El curioso pero llamativo caso se dio el lunes, a las 11 aproximadamente, cuando un joven vendedor de frazadas y otros elementos del hogar, fue interceptado por una inspectora que intentó decomisarle la mercadería.

Ante la arremetida municipal, el individuo intentó fugarse y se refugió en un local comercial, donde la inspectora que se identificó como Nélida Pereyra, del área de Abastecimiento y Consumo, remarcó que “la mercadería es ilegal”.

Ante esto, el joven identificado como Walter Ariel Bagaz, se negó a entregar la mercadería, y envuelto en un mar de llanto, se resistió a tal punto, que ocasionales transeúntes, acompañaron su pedido y trataron de impedir este accionar.
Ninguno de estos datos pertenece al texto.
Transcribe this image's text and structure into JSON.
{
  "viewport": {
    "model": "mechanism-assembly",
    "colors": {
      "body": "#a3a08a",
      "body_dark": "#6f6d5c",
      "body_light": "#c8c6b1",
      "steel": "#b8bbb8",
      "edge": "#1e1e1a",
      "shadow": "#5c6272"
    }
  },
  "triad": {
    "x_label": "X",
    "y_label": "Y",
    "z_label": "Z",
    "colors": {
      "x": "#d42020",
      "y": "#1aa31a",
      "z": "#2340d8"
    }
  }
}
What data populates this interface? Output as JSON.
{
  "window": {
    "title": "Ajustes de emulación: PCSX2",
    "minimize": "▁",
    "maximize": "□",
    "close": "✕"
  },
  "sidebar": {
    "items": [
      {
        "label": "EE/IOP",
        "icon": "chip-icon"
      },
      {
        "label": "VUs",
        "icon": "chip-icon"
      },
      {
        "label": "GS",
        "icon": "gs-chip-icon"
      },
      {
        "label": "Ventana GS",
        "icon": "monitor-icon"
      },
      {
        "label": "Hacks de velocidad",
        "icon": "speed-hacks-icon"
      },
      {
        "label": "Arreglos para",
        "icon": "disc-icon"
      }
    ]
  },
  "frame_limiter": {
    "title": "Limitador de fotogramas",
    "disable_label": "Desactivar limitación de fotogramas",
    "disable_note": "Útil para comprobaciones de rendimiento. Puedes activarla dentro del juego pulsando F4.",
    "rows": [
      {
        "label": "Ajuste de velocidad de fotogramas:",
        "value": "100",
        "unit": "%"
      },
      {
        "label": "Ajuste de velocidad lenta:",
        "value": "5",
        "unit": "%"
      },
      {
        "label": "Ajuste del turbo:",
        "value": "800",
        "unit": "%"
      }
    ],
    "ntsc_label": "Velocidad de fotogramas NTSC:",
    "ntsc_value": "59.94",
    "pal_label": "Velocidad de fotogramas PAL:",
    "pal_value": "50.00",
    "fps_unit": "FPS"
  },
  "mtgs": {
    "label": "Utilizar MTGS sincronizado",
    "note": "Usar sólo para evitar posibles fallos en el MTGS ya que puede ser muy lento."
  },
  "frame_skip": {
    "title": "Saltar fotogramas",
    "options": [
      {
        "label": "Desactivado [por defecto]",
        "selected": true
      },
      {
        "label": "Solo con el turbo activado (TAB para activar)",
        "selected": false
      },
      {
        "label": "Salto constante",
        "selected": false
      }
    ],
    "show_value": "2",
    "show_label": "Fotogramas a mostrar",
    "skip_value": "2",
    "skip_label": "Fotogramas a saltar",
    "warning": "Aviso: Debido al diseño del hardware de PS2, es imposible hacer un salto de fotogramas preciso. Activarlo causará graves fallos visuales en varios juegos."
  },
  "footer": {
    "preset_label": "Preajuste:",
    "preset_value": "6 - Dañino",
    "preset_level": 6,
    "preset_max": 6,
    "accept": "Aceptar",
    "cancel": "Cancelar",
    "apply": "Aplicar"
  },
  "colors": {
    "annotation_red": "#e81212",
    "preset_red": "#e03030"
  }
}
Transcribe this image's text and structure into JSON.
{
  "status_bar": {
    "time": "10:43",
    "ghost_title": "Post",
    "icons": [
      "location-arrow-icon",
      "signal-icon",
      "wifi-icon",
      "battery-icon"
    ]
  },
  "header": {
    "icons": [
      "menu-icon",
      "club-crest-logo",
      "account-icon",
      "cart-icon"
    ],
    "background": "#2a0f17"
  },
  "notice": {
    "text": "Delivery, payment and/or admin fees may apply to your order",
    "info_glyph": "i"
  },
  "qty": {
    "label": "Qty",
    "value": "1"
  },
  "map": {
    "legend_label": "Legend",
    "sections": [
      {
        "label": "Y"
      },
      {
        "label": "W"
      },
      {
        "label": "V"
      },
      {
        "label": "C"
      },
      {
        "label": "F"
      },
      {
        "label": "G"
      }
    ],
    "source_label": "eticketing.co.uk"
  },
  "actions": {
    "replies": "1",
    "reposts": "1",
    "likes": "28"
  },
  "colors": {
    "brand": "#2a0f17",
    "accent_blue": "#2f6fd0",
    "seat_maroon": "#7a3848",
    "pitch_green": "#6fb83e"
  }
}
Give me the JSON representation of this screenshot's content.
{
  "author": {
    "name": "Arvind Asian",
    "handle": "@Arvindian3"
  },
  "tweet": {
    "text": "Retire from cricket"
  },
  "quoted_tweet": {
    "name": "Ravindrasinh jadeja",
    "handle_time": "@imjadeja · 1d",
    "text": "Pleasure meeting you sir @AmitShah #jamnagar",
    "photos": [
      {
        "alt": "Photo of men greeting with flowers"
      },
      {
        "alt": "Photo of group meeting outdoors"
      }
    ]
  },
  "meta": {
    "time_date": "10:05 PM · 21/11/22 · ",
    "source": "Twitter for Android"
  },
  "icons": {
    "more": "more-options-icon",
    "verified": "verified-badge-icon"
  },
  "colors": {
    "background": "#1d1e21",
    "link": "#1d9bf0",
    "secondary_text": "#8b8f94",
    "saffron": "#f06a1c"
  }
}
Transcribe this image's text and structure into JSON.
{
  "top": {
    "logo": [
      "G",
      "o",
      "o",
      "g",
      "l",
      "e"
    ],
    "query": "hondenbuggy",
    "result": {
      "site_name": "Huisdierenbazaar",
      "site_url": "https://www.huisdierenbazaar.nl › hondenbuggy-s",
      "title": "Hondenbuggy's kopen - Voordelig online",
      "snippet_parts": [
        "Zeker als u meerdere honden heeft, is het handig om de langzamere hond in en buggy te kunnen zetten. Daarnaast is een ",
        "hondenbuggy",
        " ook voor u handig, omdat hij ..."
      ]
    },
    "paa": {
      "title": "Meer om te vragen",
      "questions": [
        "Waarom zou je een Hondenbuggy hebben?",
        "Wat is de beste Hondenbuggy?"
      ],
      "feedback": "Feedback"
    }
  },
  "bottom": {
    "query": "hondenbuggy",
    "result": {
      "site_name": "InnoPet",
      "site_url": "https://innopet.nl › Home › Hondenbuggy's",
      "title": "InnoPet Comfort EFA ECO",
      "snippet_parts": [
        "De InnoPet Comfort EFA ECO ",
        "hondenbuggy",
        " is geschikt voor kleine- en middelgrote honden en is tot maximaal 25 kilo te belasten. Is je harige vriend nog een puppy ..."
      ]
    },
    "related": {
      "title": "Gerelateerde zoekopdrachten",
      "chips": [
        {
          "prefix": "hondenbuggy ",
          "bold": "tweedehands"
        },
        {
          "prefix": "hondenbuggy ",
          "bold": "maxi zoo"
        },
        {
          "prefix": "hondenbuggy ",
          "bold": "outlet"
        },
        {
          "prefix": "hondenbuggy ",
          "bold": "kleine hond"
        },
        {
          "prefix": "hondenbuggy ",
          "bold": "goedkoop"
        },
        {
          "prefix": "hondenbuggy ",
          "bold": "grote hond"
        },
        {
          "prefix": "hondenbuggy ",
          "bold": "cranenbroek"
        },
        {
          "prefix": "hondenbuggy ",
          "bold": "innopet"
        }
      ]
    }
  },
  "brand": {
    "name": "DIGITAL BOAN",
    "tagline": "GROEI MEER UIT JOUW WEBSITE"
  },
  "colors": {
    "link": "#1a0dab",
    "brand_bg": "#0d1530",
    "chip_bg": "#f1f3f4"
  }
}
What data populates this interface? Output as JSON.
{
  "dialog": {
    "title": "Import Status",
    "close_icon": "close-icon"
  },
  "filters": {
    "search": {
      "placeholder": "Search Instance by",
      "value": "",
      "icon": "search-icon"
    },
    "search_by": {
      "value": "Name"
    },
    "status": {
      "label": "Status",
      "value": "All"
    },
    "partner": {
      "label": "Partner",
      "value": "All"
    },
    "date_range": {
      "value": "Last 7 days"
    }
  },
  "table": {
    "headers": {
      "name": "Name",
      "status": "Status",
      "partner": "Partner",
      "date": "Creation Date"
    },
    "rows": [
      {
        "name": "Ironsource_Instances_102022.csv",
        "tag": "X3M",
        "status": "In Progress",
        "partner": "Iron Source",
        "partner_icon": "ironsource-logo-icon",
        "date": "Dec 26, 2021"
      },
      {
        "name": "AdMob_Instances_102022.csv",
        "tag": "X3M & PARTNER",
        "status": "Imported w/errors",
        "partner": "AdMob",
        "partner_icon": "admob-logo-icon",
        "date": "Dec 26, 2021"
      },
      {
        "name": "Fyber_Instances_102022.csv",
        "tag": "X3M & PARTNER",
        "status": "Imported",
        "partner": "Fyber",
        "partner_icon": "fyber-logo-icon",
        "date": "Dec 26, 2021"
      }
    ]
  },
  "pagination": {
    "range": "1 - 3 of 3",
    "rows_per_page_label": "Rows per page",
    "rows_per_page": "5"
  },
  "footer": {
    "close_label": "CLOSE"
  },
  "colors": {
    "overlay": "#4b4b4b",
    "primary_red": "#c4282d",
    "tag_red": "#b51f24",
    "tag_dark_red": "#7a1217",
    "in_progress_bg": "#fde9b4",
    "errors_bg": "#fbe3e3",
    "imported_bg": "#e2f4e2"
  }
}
Ante esto, la policía ya había tomado intervención y quería mediar ante este vendedor que entregue lo “decomisado”. En ese momento, y con la gente a gritos, insultado en algunos casos a la inspectora, otro vendedor ambulante se presentó raudamente y sacó al joven tucumano para que se fugase del lugar.

La gente colaboró interceptando el paso de los oficiales y la inspectora, que recibió más insultos. Entre los reclamos, la gente le pedía que deje trabajar al joven, y de repente otra vez este ambulante se presentó en el lugar y le retiró parte de lo la funcionaria tenía en sus manos y se fugó con destino a encontrarse con Bagaz.

Ante esto, la policía intervino y lo detuvo a los pocos metros, armándose un forcejeo que terminó con el hombre contenido y a viva voz reclamando por lo sucedido.

Pero otra vez la gente volvió a interceder y esta vez ante la policía. Pero lo llamativo fue cuando los efectivos buscaron a la inspectora, está ya se había retirado, llevándose algunas pertenencias, que luego el joven Bagaz denunció como robadas.

Este llamativo caso deja al desnudo algunas falencias en el sistema de controles, debido a que metros más allá donde se originó todo el conflicto, se encontraban varios ambulantes más. Y otra denuncia pública que hicieron los vendedores ambulantes, que enterado de los sucedido se corporativizaron y pidieron que deje de haber persecución.